There is also apprehension among practitioner researchers themselves
about possible misuses of the method. They are concerned that school
administrators who are under pressure to show improvement in student
achievement too often appropriate practitioner research to have teachers collect
data for the externally-driven agenda of raising test scores. In addition, there are
concerns that practitioner research tends to be conflated with professional
development and is viewed as yet another staff development strategy.
Chapter Summary
• Practitioner research has its roots in the work of Kurt Lewin and has been
adapted and modified by various theorists.
• Practitioner research challenges academic research in terms of who has
the authority to identify questions and conduct inquiry, the audience for the
research and how findings are uses of findings, and methods of data
collection and rules of evidence rules of evidence.
• Practitioner research may be oriented toward solving practical problems of
practice, developing deeper understanding of teaching and learning and/or
transforming educational arrangements in support of equity and social
justice
• Action research solves identifying and solving context-specific problems of
practice and uses as a template Lewin’s spiral of six steps: (1) problem
identification, (2) initial data collection and analysis, (3) planning an action,
(4) implementing the action, (5) collecting data on outcomes of the plan,
and (6) evaluating results.
• Cochran-Smith & Lytle (1993, p.7) defined teacher research as an
approach that developed understanding and insight through "systematic
and intentional inquiry carried out by teachers."

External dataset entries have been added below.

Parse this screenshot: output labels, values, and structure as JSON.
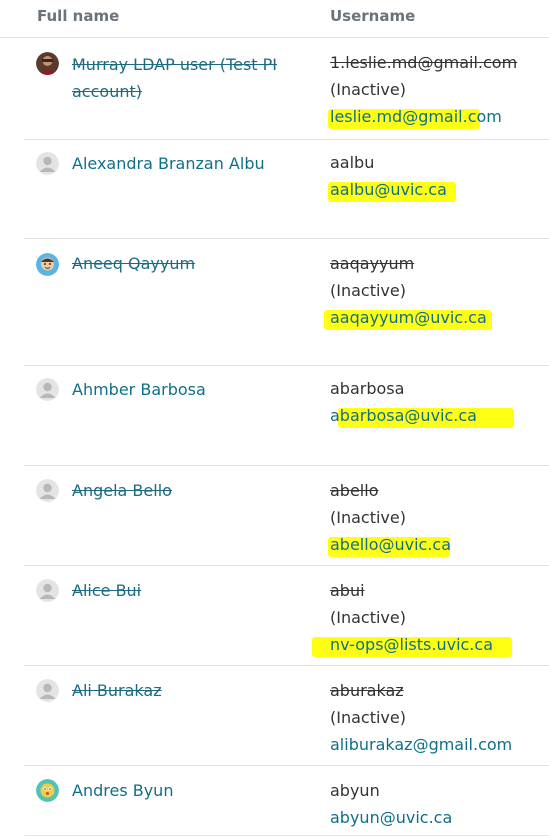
{
  "header": {
    "fullname_label": "Full name",
    "username_label": "Username"
  },
  "users": [
    {
      "fullname": "Murray LDAP user (Test PI account)",
      "username": "1.leslie.md@gmail.com",
      "status": "(Inactive)",
      "email": "leslie.md@gmail.com",
      "suspended": true,
      "avatar": "photo"
    },
    {
      "fullname": "Alexandra Branzan Albu",
      "username": "aalbu",
      "status": "",
      "email": "aalbu@uvic.ca",
      "suspended": false,
      "avatar": "default"
    },
    {
      "fullname": "Aneeq Qayyum",
      "username": "aaqayyum",
      "status": "(Inactive)",
      "email": "aaqayyum@uvic.ca",
      "suspended": true,
      "avatar": "emoji-person"
    },
    {
      "fullname": "Ahmber Barbosa",
      "username": "abarbosa",
      "status": "",
      "email": "abarbosa@uvic.ca",
      "suspended": false,
      "avatar": "default"
    },
    {
      "fullname": "Angela Bello",
      "username": "abello",
      "status": "(Inactive)",
      "email": "abello@uvic.ca",
      "suspended": true,
      "avatar": "default"
    },
    {
      "fullname": "Alice Bui",
      "username": "abui",
      "status": "(Inactive)",
      "email": "nv-ops@lists.uvic.ca",
      "suspended": true,
      "avatar": "default"
    },
    {
      "fullname": "Ali Burakaz",
      "username": "aburakaz",
      "status": "(Inactive)",
      "email": "aliburakaz@gmail.com",
      "suspended": true,
      "avatar": "default"
    },
    {
      "fullname": "Andres Byun",
      "username": "abyun",
      "status": "",
      "email": "abyun@uvic.ca",
      "suspended": false,
      "avatar": "emoji-face"
    }
  ],
  "colors": {
    "link": "#0f6f8a",
    "highlight": "#ffff00",
    "border": "#dee2e6"
  }
}
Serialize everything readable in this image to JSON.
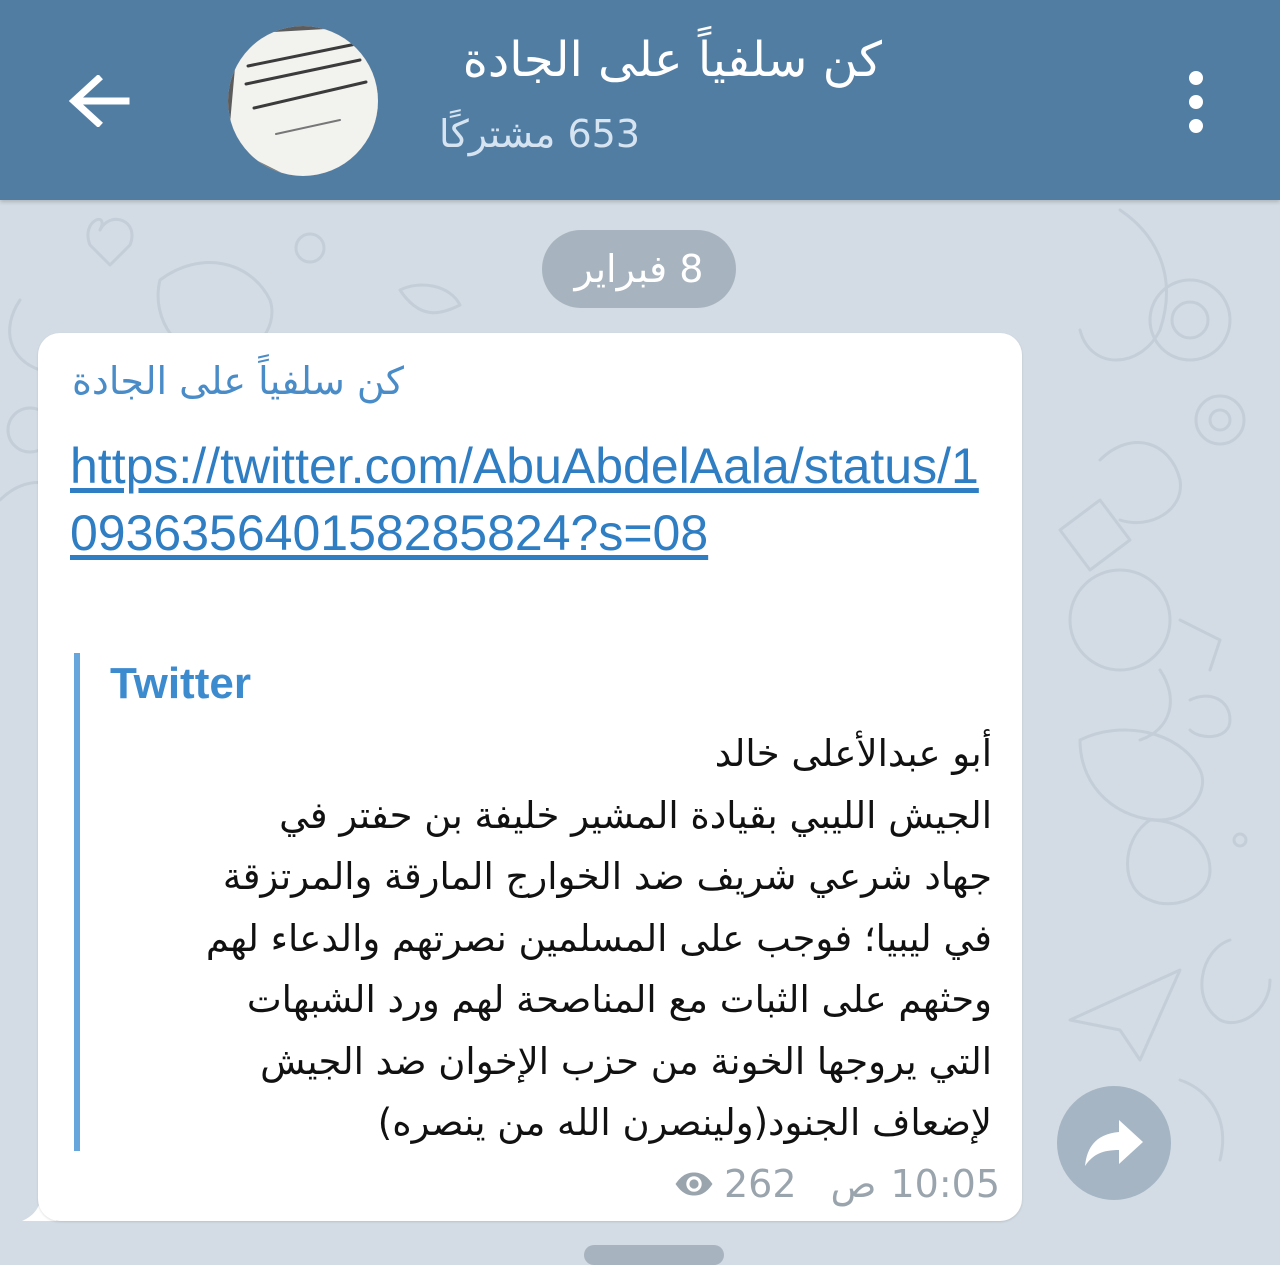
{
  "header": {
    "back_icon": "arrow-left-icon",
    "channel_title": "كن سلفياً على الجادة",
    "subscriber_count": "653 مشتركًا",
    "menu_icon": "more-vertical-icon",
    "header_color": "#527da3"
  },
  "chat": {
    "date_label": "8 فبراير",
    "background_color": "#d3dce4"
  },
  "message": {
    "sender": "كن سلفياً على الجادة",
    "link_text": "https://twitter.com/AbuAbdelAala/status/1093635640158285824?s=08",
    "preview": {
      "site_name": "Twitter",
      "body_lines": [
        "أبو عبدالأعلى خالد",
        "الجيش الليبي بقيادة المشير خليفة بن حفتر في",
        "جهاد شرعي شريف ضد الخوارج المارقة والمرتزقة",
        "في ليبيا؛ فوجب على المسلمين نصرتهم والدعاء لهم",
        "وحثهم على الثبات مع المناصحة لهم ورد الشبهات",
        "التي يروجها الخونة من حزب الإخوان ضد الجيش",
        "لإضعاف الجنود(ولينصرن الله من ينصره)"
      ]
    },
    "time": "10:05",
    "ampm": "ص",
    "views": "262",
    "views_icon": "eye-icon"
  },
  "share_icon": "share-arrow-icon"
}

• Cochran-Smith & Lytle developed a typology of four approaches:
classroom and school studies, journal studies, conceptual research, and
oral inquiries.
• Oral inquiries include reflective conversations, descriptions of children’s
work, and descriptive reviews of the child
• Cochran-Smith and Lytle ( 2009) refined their earlier ideas and replaced
teacher research with the notion of practitioner inquiry as stance,
extending the community of researchers to include all educators and
expanding the purpose of inquiry to include the transformation of
education in support of equity and social justice.
• Practitioner research is evaluated on criteria of integrity and usefulness.
• Despite its academic critics and internal sources of apprehension,
practitioner research has gained legitimacy as a research approach that is
acknowledged in peer-reviewed journals and in research organizations
and conferences.
Terms and Concepts
Practitioner research Orientation toward problem solving
Orientation toward understanding Orientation toward transformation
Action research Action research spiral
Teacher research Teacher research typology
Classroom and school studies Journal studies
Conceptual research essays Oral inquiries
Reflective conversations Descriptions of children’s work
Descriptive review of the child Inquiry as stance
Review, Consolidation, and Extension of Knowledge
1, The practitioner research focus for both Chouinard and McPhail was the ‘boy
problem in literacy.’ They used different methods to conduct their inquiry.
Compare the action research approach of Chouinard to the inquiry as stance
approach of McPhail. What is similar? What is different?
2. Choose a problem of practice that you want to solve in an action research
project and either complete steps 1-3 of the action research spiral, or complete
all 6 steps.
3. Either independently or in collaboration with a colleague, choose one or more
of the approaches from the Cochran-Smith/Lytle teacher research typology to
explore.
4. Using an electronic database, search for a practitioner research (action or
teacher research) study on a topic of interest. Read the article and comment on
• its purpose,
• its methods,
• its findings,
• its usefulness to you as a practitioner
• Is it research or staff development?